Electronic – LD1117 / SO-8 heat dissipation

surface-mountvoltage-regulator

I'm new to SMD, and was thinking of using the SO-8 package for the LD1117V33, which I'm using to step down from 6v to 3.3v, running at about 50mA max.

I was noticing that while the other packages offer heat sync tabs, the SO-8 just has the center four pins (2,3,6,7) all as Vout. Should these just be connected to one large pad running under the IC, or just use a normal SO-8 footprint? I didn't see any specific footprint information for the SO-8 in the datasheet.

Please note that I'm not married to the LM1117; if there's a more suitable regulator for the given load, please let me know.

Best Answer

Okay, well- we're talking about (6VDC-3.3VDC)* 50mA = 135mW, which should be just fine for an SO-8**. There are SOT-223 versions of the '1117 available if you want as well as larger SMT packages. It's a common LDO regulator- lots of sources, so a reasonable choice- maybe the SOT-223 is even more common.

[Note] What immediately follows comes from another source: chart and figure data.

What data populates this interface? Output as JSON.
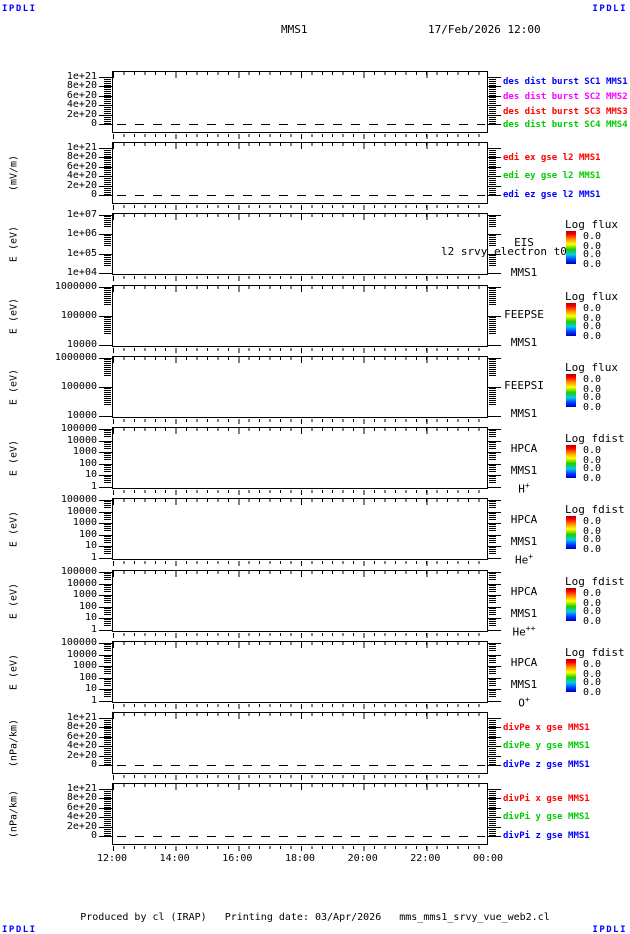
{
  "header": {
    "corner": "IPDLI",
    "title": "MMS1",
    "datetime": "17/Feb/2026 12:00"
  },
  "footer": {
    "produced": "Produced by cl (IRAP)",
    "printing": "Printing date: 03/Apr/2026",
    "script": "mms_mms1_srvy_vue_web2.cl",
    "corner": "IPDLI"
  },
  "chart_data": {
    "type": "multi-panel-time-series",
    "x_ticks": [
      "12:00",
      "14:00",
      "16:00",
      "18:00",
      "20:00",
      "22:00",
      "00:00"
    ],
    "x_range": [
      "12:00",
      "00:00"
    ],
    "note": "all panels empty of data; line panels show only a dashed zero baseline",
    "panels": [
      {
        "id": "des-dist-burst",
        "kind": "line",
        "unit": "",
        "yticks": [
          "1e+21",
          "8e+20",
          "6e+20",
          "4e+20",
          "2e+20",
          "0"
        ],
        "zero_dash": true,
        "values": [],
        "series": [
          {
            "label": "des dist burst SC1 MMS1",
            "color": "#0000ff"
          },
          {
            "label": "des dist burst SC2 MMS2",
            "color": "#ff00ff"
          },
          {
            "label": "des dist burst SC3 MMS3",
            "color": "#ff0000"
          },
          {
            "label": "des dist burst SC4 MMS4",
            "color": "#00cc00"
          }
        ]
      },
      {
        "id": "edi-e-gse",
        "kind": "line",
        "unit": "(mV/m)",
        "yticks": [
          "1e+21",
          "8e+20",
          "6e+20",
          "4e+20",
          "2e+20",
          "0"
        ],
        "zero_dash": true,
        "values": [],
        "series": [
          {
            "label": "edi ex gse l2 MMS1",
            "color": "#ff0000"
          },
          {
            "label": "edi ey gse l2 MMS1",
            "color": "#00cc00"
          },
          {
            "label": "edi ez gse l2 MMS1",
            "color": "#0000ff"
          }
        ]
      },
      {
        "id": "eis",
        "kind": "spectrogram",
        "unit": "E (eV)",
        "yticks": [
          "1e+07",
          "1e+06",
          "1e+05",
          "1e+04"
        ],
        "labels": [
          "EIS",
          "l2 srvy electron t0",
          "MMS1"
        ],
        "colorbar": {
          "title": "Log flux",
          "tick_values": [
            "0.0",
            "0.0",
            "0.0",
            "0.0"
          ]
        },
        "values": []
      },
      {
        "id": "feepse",
        "kind": "spectrogram",
        "unit": "E (eV)",
        "yticks": [
          "1000000",
          "100000",
          "10000"
        ],
        "labels": [
          "FEEPSE",
          "MMS1"
        ],
        "colorbar": {
          "title": "Log flux",
          "tick_values": [
            "0.0",
            "0.0",
            "0.0",
            "0.0"
          ]
        },
        "values": []
      },
      {
        "id": "feepsi",
        "kind": "spectrogram",
        "unit": "E (eV)",
        "yticks": [
          "1000000",
          "100000",
          "10000"
        ],
        "labels": [
          "FEEPSI",
          "MMS1"
        ],
        "colorbar": {
          "title": "Log flux",
          "tick_values": [
            "0.0",
            "0.0",
            "0.0",
            "0.0"
          ]
        },
        "values": []
      },
      {
        "id": "hpca-h",
        "kind": "spectrogram",
        "unit": "E (eV)",
        "yticks": [
          "100000",
          "10000",
          "1000",
          "100",
          "10",
          "1"
        ],
        "labels": [
          "HPCA",
          "MMS1",
          "H^+"
        ],
        "colorbar": {
          "title": "Log fdist",
          "tick_values": [
            "0.0",
            "0.0",
            "0.0",
            "0.0"
          ]
        },
        "values": []
      },
      {
        "id": "hpca-he",
        "kind": "spectrogram",
        "unit": "E (eV)",
        "yticks": [
          "100000",
          "10000",
          "1000",
          "100",
          "10",
          "1"
        ],
        "labels": [
          "HPCA",
          "MMS1",
          "He^+"
        ],
        "colorbar": {
          "title": "Log fdist",
          "tick_values": [
            "0.0",
            "0.0",
            "0.0",
            "0.0"
          ]
        },
        "values": []
      },
      {
        "id": "hpca-hepp",
        "kind": "spectrogram",
        "unit": "E (eV)",
        "yticks": [
          "100000",
          "10000",
          "1000",
          "100",
          "10",
          "1"
        ],
        "labels": [
          "HPCA",
          "MMS1",
          "He^++"
        ],
        "colorbar": {
          "title": "Log fdist",
          "tick_values": [
            "0.0",
            "0.0",
            "0.0",
            "0.0"
          ]
        },
        "values": []
      },
      {
        "id": "hpca-o",
        "kind": "spectrogram",
        "unit": "E (eV)",
        "yticks": [
          "100000",
          "10000",
          "1000",
          "100",
          "10",
          "1"
        ],
        "labels": [
          "HPCA",
          "MMS1",
          "O^+"
        ],
        "colorbar": {
          "title": "Log fdist",
          "tick_values": [
            "0.0",
            "0.0",
            "0.0",
            "0.0"
          ]
        },
        "values": []
      },
      {
        "id": "divpe",
        "kind": "line",
        "unit": "(nPa/km)",
        "yticks": [
          "1e+21",
          "8e+20",
          "6e+20",
          "4e+20",
          "2e+20",
          "0"
        ],
        "zero_dash": true,
        "values": [],
        "series": [
          {
            "label": "divPe x gse MMS1",
            "color": "#ff0000"
          },
          {
            "label": "divPe y gse MMS1",
            "color": "#00cc00"
          },
          {
            "label": "divPe z gse MMS1",
            "color": "#0000ff"
          }
        ]
      },
      {
        "id": "divpi",
        "kind": "line",
        "unit": "(nPa/km)",
        "yticks": [
          "1e+21",
          "8e+20",
          "6e+20",
          "4e+20",
          "2e+20",
          "0"
        ],
        "zero_dash": true,
        "values": [],
        "series": [
          {
            "label": "divPi x gse MMS1",
            "color": "#ff0000"
          },
          {
            "label": "divPi y gse MMS1",
            "color": "#00cc00"
          },
          {
            "label": "divPi z gse MMS1",
            "color": "#0000ff"
          }
        ]
      }
    ]
  }
}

** Thermal resistance junction-to-ambient is stated to be about about 55K/W, so you'd have only about 7°C rise. Barely warm. Note carefully that that's based on some standard layout, laminate and copper thickness which you'd have to dig for- but probably not the absolute minimum amount of copper! - datasheets do things like that).

It costs little to nothing to extend the four Vout connections under the package and maybe spread them out on either side of the chip, but it's not really necessary in this case.

Edit: Note that the SO8 (in ST's standard footprint) is better thermally, by 2:1, though either would work in this case. Also the '1117 is kind of a semi-LDO, there are much lower dropout parts available, but that is not a factor in this case- you have plenty of voltage, so there is no advantage in using a lower dropout part.

Thermal performance of SMT parts is heavily influenced by the footprint and copper thickness and other factors outside the chip, so one should be careful when running close to the limits, but this application is a slam-dunk (assuming nothing pathological like extremely hot environment or having to operate in a vacuum).